Sorry for your loss, he can be your guardian angel now & gallop pain-free in the sky <3
_Posted via Mobile Device_


----------



## kayleeloveslaneandlana

Thanks guys. Doing better. Haven't cried much lately! Relana and Victress are defiantly my keys to getting through this. Can't wait to see them tomorrow!


----------



## HorseLovinLady

kayleeloveslaneandlana said:


> Finally when I calmed down I went out and got Victress. All the horses were all around me and nudging me. It was adorable I started to get comfortable again..

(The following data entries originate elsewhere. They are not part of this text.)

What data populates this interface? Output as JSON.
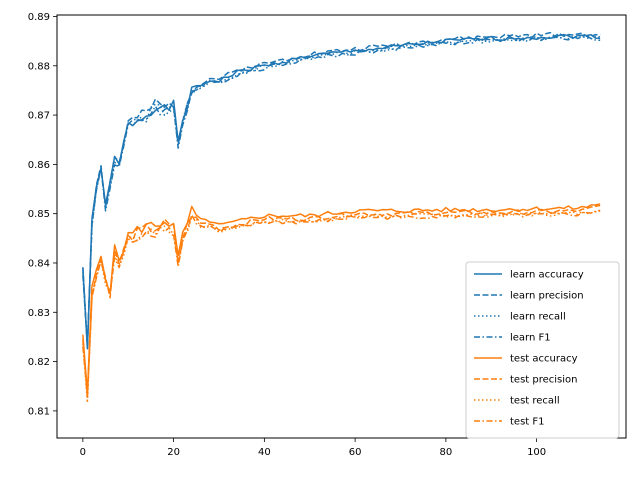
{
  "chart_data": {
    "type": "line",
    "title": "",
    "xlabel": "",
    "ylabel": "",
    "xlim": [
      -5.7,
      119.7
    ],
    "ylim": [
      0.8045,
      0.8903
    ],
    "grid": false,
    "legend_position": "lower-right",
    "x_ticks": [
      0,
      20,
      40,
      60,
      80,
      100
    ],
    "y_ticks": [
      0.81,
      0.82,
      0.83,
      0.84,
      0.85,
      0.86,
      0.87,
      0.88,
      0.89
    ],
    "x_tick_labels": [
      "0",
      "20",
      "40",
      "60",
      "80",
      "100"
    ],
    "y_tick_labels": [
      "0.81",
      "0.82",
      "0.83",
      "0.84",
      "0.85",
      "0.86",
      "0.87",
      "0.88",
      "0.89"
    ],
    "colors": {
      "learn": "#1f77b4",
      "test": "#ff7f0e"
    },
    "keypoints": {
      "x": [
        0,
        1,
        2,
        3,
        4,
        5,
        6,
        7,
        8,
        10,
        12,
        14,
        16,
        18,
        20,
        21,
        22,
        24,
        26,
        28,
        30,
        35,
        40,
        50,
        60,
        70,
        80,
        90,
        100,
        105,
        110,
        114
      ],
      "learn_accuracy": [
        0.839,
        0.823,
        0.848,
        0.855,
        0.86,
        0.851,
        0.856,
        0.861,
        0.86,
        0.868,
        0.869,
        0.87,
        0.872,
        0.871,
        0.872,
        0.864,
        0.869,
        0.875,
        0.876,
        0.877,
        0.877,
        0.879,
        0.88,
        0.882,
        0.883,
        0.884,
        0.885,
        0.8855,
        0.8858,
        0.886,
        0.886,
        0.886
      ],
      "test_accuracy": [
        0.824,
        0.813,
        0.834,
        0.838,
        0.841,
        0.837,
        0.834,
        0.842,
        0.84,
        0.845,
        0.846,
        0.847,
        0.847,
        0.848,
        0.847,
        0.84,
        0.845,
        0.85,
        0.848,
        0.848,
        0.847,
        0.848,
        0.849,
        0.849,
        0.85,
        0.85,
        0.8502,
        0.8502,
        0.8504,
        0.8505,
        0.8506,
        0.8515
      ]
    },
    "series": [
      {
        "name": "learn accuracy",
        "group": "learn",
        "key": "learn_accuracy",
        "style": "solid",
        "offset": 0.0,
        "seed": 1
      },
      {
        "name": "learn precision",
        "group": "learn",
        "key": "learn_accuracy",
        "style": "dashed",
        "offset": 0.0004,
        "seed": 2
      },
      {
        "name": "learn recall",
        "group": "learn",
        "key": "learn_accuracy",
        "style": "dotted",
        "offset": -0.0003,
        "seed": 3
      },
      {
        "name": "learn F1",
        "group": "learn",
        "key": "learn_accuracy",
        "style": "dashdot",
        "offset": -0.0004,
        "seed": 4
      },
      {
        "name": "test accuracy",
        "group": "test",
        "key": "test_accuracy",
        "style": "solid",
        "offset": 0.0006,
        "seed": 5
      },
      {
        "name": "test precision",
        "group": "test",
        "key": "test_accuracy",
        "style": "dashed",
        "offset": 0.0,
        "seed": 6
      },
      {
        "name": "test recall",
        "group": "test",
        "key": "test_accuracy",
        "style": "dotted",
        "offset": -0.0005,
        "seed": 7
      },
      {
        "name": "test F1",
        "group": "test",
        "key": "test_accuracy",
        "style": "dashdot",
        "offset": -0.0007,
        "seed": 8
      }
    ]
  }
}
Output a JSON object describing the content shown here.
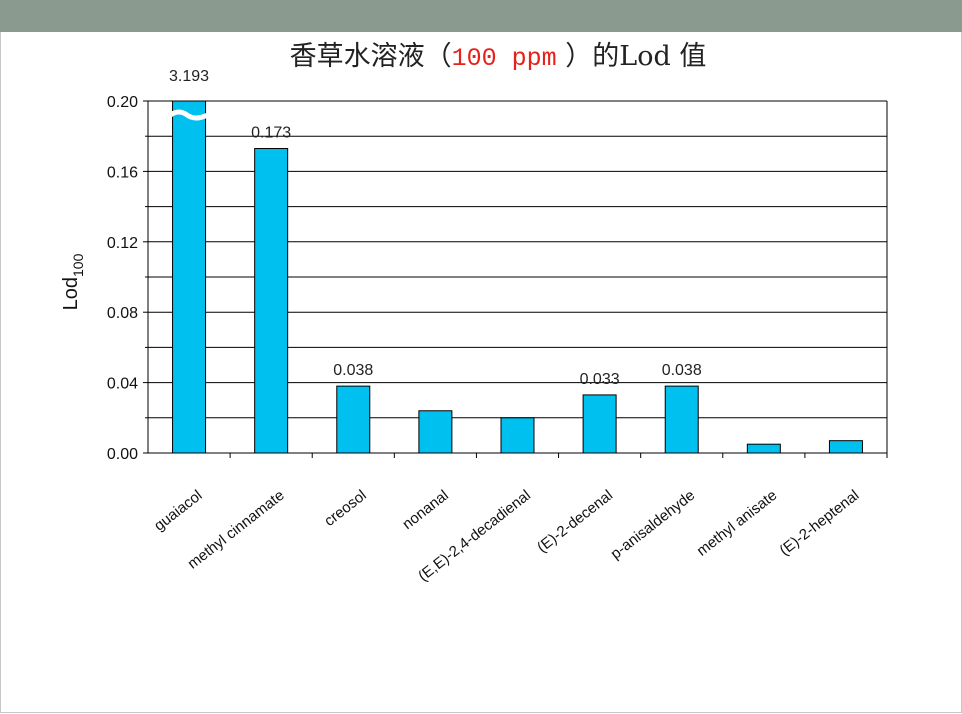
{
  "title": {
    "main_before": "香草水溶液（",
    "highlight": "100 ppm",
    "main_after": " ）的Lod 值"
  },
  "colors": {
    "bar": "#00c0f0",
    "highlight_text": "#e8201a",
    "top_bar": "#8a9a8e"
  },
  "chart_data": {
    "type": "bar",
    "ylabel_main": "Lod",
    "ylabel_sub": "100",
    "ylim": [
      0,
      0.2
    ],
    "yticks": [
      "0.00",
      "0.04",
      "0.08",
      "0.12",
      "0.16",
      "0.20"
    ],
    "grid": true,
    "categories": [
      "guaiacol",
      "methyl cinnamate",
      "creosol",
      "nonanal",
      "(E,E)-2,4-decadienal",
      "(E)-2-decenal",
      "p-anisaldehyde",
      "methyl anisate",
      "(E)-2-heptenal"
    ],
    "values": [
      3.193,
      0.173,
      0.038,
      0.024,
      0.02,
      0.033,
      0.038,
      0.005,
      0.007
    ],
    "data_labels": [
      "3.193",
      "0.173",
      "0.038",
      "",
      "",
      "0.033",
      "0.038",
      "",
      ""
    ],
    "axis_break_on": "guaiacol"
  }
}
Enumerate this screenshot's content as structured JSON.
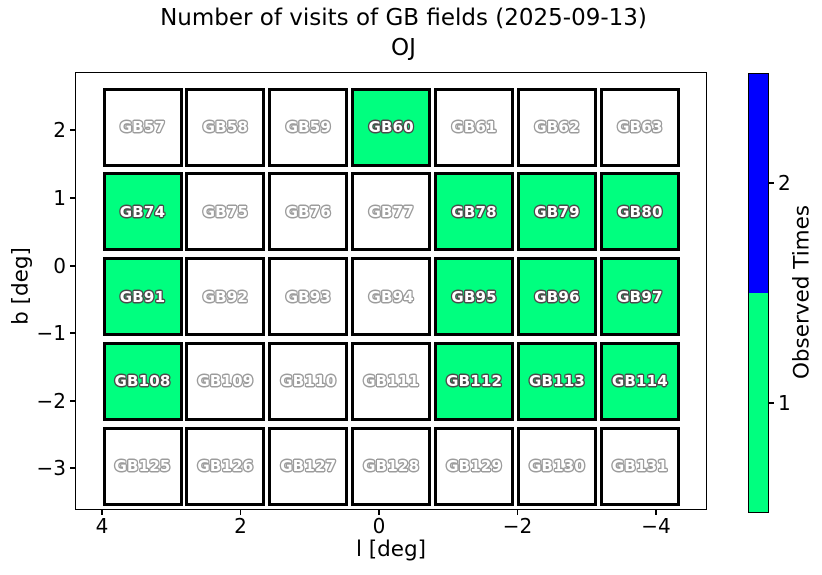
{
  "chart_data": {
    "type": "heatmap",
    "title": "Number of visits of GB fields (2025-09-13)",
    "subtitle": "OJ",
    "xlabel": "l [deg]",
    "ylabel": "b [deg]",
    "x_tick_labels": [
      "4",
      "2",
      "0",
      "−2",
      "−4"
    ],
    "x_tick_values": [
      4,
      2,
      0,
      -2,
      -4
    ],
    "y_tick_labels": [
      "2",
      "1",
      "0",
      "−1",
      "−2",
      "−3"
    ],
    "y_tick_values": [
      2,
      1,
      0,
      -1,
      -2,
      -3
    ],
    "x_axis_reversed": true,
    "grid": {
      "rows": 5,
      "cols": 7
    },
    "rows": [
      {
        "fields": [
          "GB57",
          "GB58",
          "GB59",
          "GB60",
          "GB61",
          "GB62",
          "GB63"
        ],
        "visits": [
          0,
          0,
          0,
          1,
          0,
          0,
          0
        ]
      },
      {
        "fields": [
          "GB74",
          "GB75",
          "GB76",
          "GB77",
          "GB78",
          "GB79",
          "GB80"
        ],
        "visits": [
          1,
          0,
          0,
          0,
          1,
          1,
          1
        ]
      },
      {
        "fields": [
          "GB91",
          "GB92",
          "GB93",
          "GB94",
          "GB95",
          "GB96",
          "GB97"
        ],
        "visits": [
          1,
          0,
          0,
          0,
          1,
          1,
          1
        ]
      },
      {
        "fields": [
          "GB108",
          "GB109",
          "GB110",
          "GB111",
          "GB112",
          "GB113",
          "GB114"
        ],
        "visits": [
          1,
          0,
          0,
          0,
          1,
          1,
          1
        ]
      },
      {
        "fields": [
          "GB125",
          "GB126",
          "GB127",
          "GB128",
          "GB129",
          "GB130",
          "GB131"
        ],
        "visits": [
          0,
          0,
          0,
          0,
          0,
          0,
          0
        ]
      }
    ],
    "colorbar": {
      "label": "Observed Times",
      "tick_labels": [
        "2",
        "1"
      ],
      "segments": [
        {
          "value": 2,
          "color": "#0000FF"
        },
        {
          "value": 1,
          "color": "#00FF7F"
        }
      ]
    },
    "colors": {
      "observed_once": "#00FF7F",
      "observed_twice": "#0000FF",
      "unobserved": "#FFFFFF",
      "cell_border": "#000000",
      "label_text": "#FFFFFF",
      "label_outline_observed": "#4A4A4A",
      "label_outline_unobserved": "#9C9C9C"
    }
  }
}
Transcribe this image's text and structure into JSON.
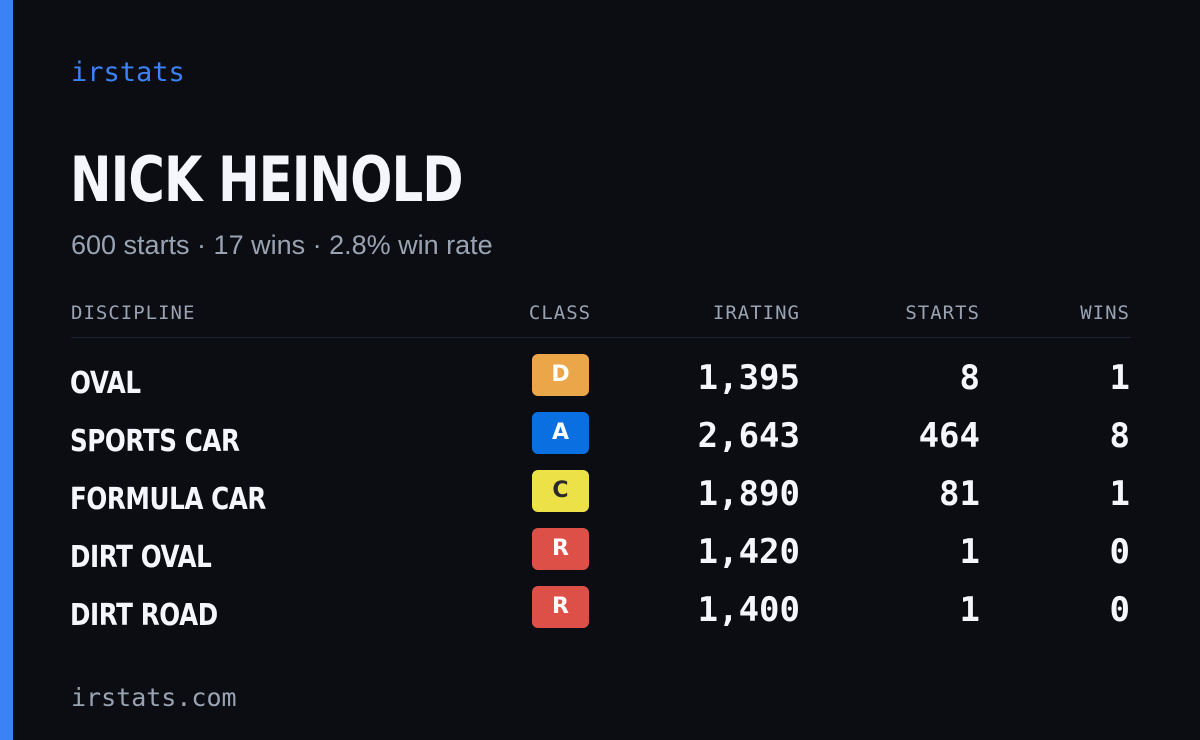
{
  "brand": "irstats",
  "driver": {
    "name": "NICK HEINOLD",
    "summary": "600 starts · 17 wins · 2.8% win rate"
  },
  "table": {
    "headers": {
      "discipline": "DISCIPLINE",
      "class": "CLASS",
      "irating": "IRATING",
      "starts": "STARTS",
      "wins": "WINS"
    },
    "rows": [
      {
        "discipline": "OVAL",
        "class": "D",
        "irating": "1,395",
        "starts": "8",
        "wins": "1"
      },
      {
        "discipline": "SPORTS CAR",
        "class": "A",
        "irating": "2,643",
        "starts": "464",
        "wins": "8"
      },
      {
        "discipline": "FORMULA CAR",
        "class": "C",
        "irating": "1,890",
        "starts": "81",
        "wins": "1"
      },
      {
        "discipline": "DIRT OVAL",
        "class": "R",
        "irating": "1,420",
        "starts": "1",
        "wins": "0"
      },
      {
        "discipline": "DIRT ROAD",
        "class": "R",
        "irating": "1,400",
        "starts": "1",
        "wins": "0"
      }
    ]
  },
  "class_colors": {
    "D": {
      "bg": "#eba64a",
      "fg": "#ffffff"
    },
    "A": {
      "bg": "#0a6fe0",
      "fg": "#ffffff"
    },
    "C": {
      "bg": "#ece146",
      "fg": "#2a2a2a"
    },
    "R": {
      "bg": "#dc5048",
      "fg": "#ffffff"
    }
  },
  "colors": {
    "accent": "#3b82f6",
    "background": "#0b0d13",
    "muted_text": "#9aa3b2"
  },
  "footer": "irstats.com"
}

 Aww that's sweet! Hopefully they are helping you with your loss. I had a dog that laid his head in my lap when I lost one of my other dogs. Animals know when their humans are in pain or sad and are a great help in dealing with losses over a loved one. Continued (((((Hugs))))) to you from me.


----------



## Samstead

kayleeloveslaneandlana said:


> So today I went to the barn with my best friend... When I walked out to the pasture I was crying my eyes out, not being able to see him. Finally when I calmed down I went out and got Victress. All the horses were all around me and nudging me. It was adorable I started to get comfortable again.. When I was done with Victress I went out to get Relana.. .


They knew you needed some love horses are so much smarter then people give them credit for and I swear they have magic powers to fix almost anything


----------



## michaelvanessa

*in honor of relan.*



kayleeloveslaneandlana said:


> My favorite horse in the entire world just got put down about an hour ago. I'm hoping writing will help me a bit... Relan was all I could ask for in a horse and more. He helped me through so much in my life with my parents splitting and everything, he was always there. He was my best friend, and my everything. I feel like I just lost everything that holds me together. He was so talented and so close to me I have no idea how I can even imagine not seeing his gorgeous face everyday. Something I can hold,cuddle, talk to and not have any judgment. He had to be put down, due to a serve case of colic. Vet said there was nothing we could do, I had been walking him for hours in the morning, he seemed to get better, by the time I went back out he was trying to roll and everything. My heart is breaking everytime I think of this horse not being there for me. I will have pictures coming soon just can't look at them right now. He touched so many lives and was the sweetest creature you would ever meet. Nobody can really believe this is happening... My friend is going to paint him for me so hopefully having that will help too. It's going to be hard not seeing him everyday come running to me in the pasture even when I'm not there to get him. He loved being cuddled and everything. I am happy because I was there the entire day with him, making him comfortable trying to work through it. According to the vet this has been happening a lot and they are not sure why. Sorry if this is a bit scrambled I just can't seem to get my mind together. Thanks for reading.. RIP Lanee boo... You aren't here but will never be forgotten. </3


 hiya i share your greif, and you will never for get all thoes lovley times you shared togeather i rember you wrighting about lanee and i was hopeing he would pull through for you and looking at your special pictures it brings tears to your eyes please take my deepest condolances for your beautiful horse our thoughts are with you michael and tricky.


----------